What is robo advice?
Robo advice, or the automation of financial advice, has advanced in leaps and bounds over the past decade and there are now many organisations operating in this space.
Most platforms involve the investor providing financial details about themselves, their financial situation and their attitude to risk. The robo-advisor platform then suggests a portfolio of investments.
Robo-advice platforms mostly use a combination of exchange traded funds but some include actively managed funds. Portfolios can be generated completely automatically or with some human intervention.
Last year, Rainmaker Information forecast the potential for a $60 billion robo-advice market in Australia, based on similar data for the US.

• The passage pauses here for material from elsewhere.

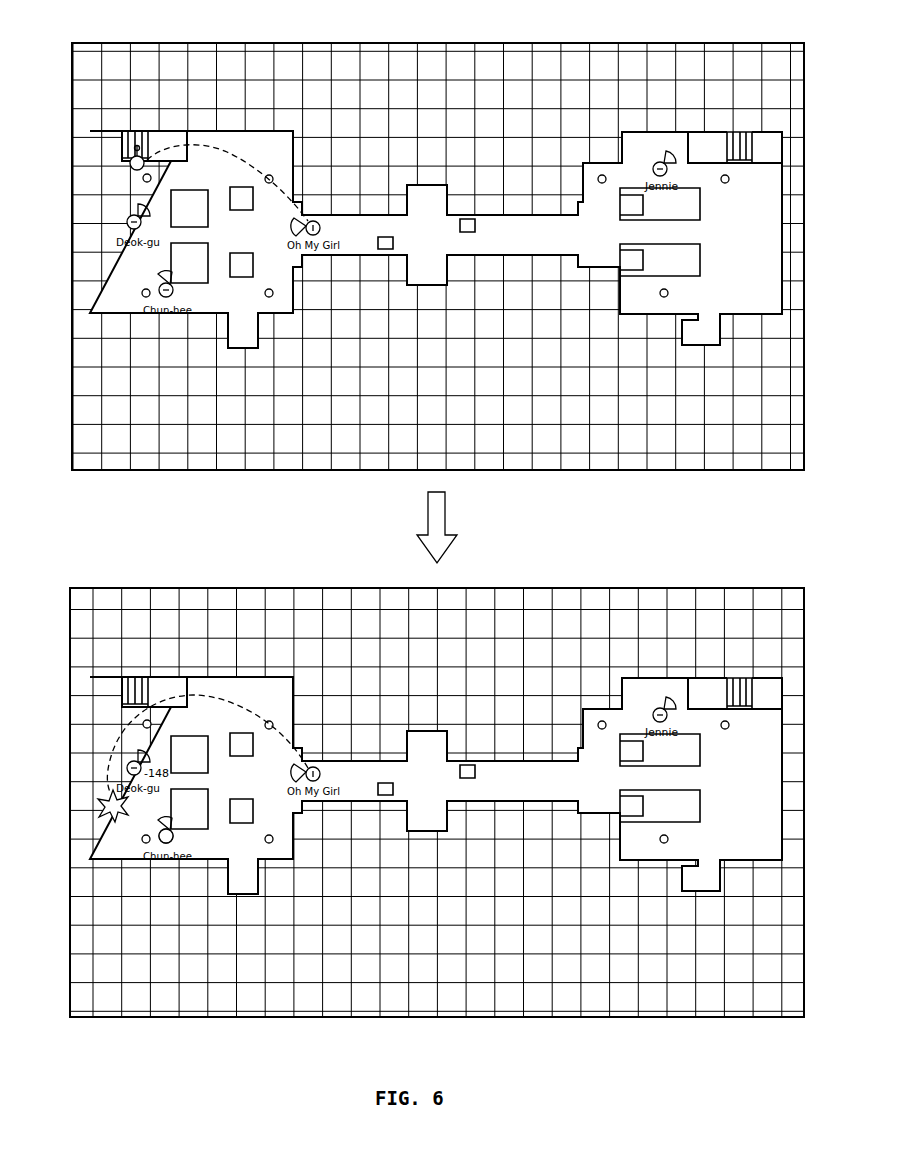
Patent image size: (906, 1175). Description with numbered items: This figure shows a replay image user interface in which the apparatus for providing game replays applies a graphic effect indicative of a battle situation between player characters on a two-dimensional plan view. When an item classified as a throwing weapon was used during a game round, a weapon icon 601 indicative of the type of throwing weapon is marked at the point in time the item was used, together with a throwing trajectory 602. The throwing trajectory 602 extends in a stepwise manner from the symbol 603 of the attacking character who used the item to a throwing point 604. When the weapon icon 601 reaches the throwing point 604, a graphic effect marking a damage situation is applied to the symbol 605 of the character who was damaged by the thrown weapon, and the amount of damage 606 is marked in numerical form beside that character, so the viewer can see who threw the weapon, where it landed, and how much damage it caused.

“Robo advice is becoming an increasingly attractive proposition in Australia as it’s a very cost-effective way for retail investors to obtain limited financial advice and be connected with packaged investment solutions,” says Alex Dunnin, executive director of research and compliance at Rainmaker Information.
Some of the larger providers include Six Park, Stockspot, Raiz Invest, InvestSMART and OpenInvest.
Andrew Varlamos is cofounder and chief executive officer of OpenInvest, which offers the ability to invest in a portfolio managed by professional fund managers.
“You can’t obtain, in a cost-effective way, a portfolio managed for you by a brand like JP Morgan, BlackRock or Schroders. You need an advisor to access their intellectual properties and make changes and the advisor has got to go through regulatory documentation. The technology means you can scale all of that intellectual property and deliver it for a low fee to an unlimited number of people,” Varlamos says.
By assigning the majority of their portfolio management to professional fund managers, there is also the potential for SMSF trustees to achieve superior investment performance, although it’s always important to benchmark returns after fees and taxes.
The future world
Technology has made it easier for SMSFs to monitor and track their investments and, in some instances, has made the basic administration of an SMSF more low touch.
At some point in the not-too-distant future, more administration tasks will be fully automated, super funds will probably be able to extract data from bank accounts after obtaining customer and member permissions, and auditing and accounting processes are likely to become a lot faster, and eventually cheaper.
But for now, most of the cost benefits and time savings of technology for SMSF trustees lie in the cheaper investment fees available via some fintech platforms, which can offer a wider choice of investments and investment expertise at a lower cost due to scale.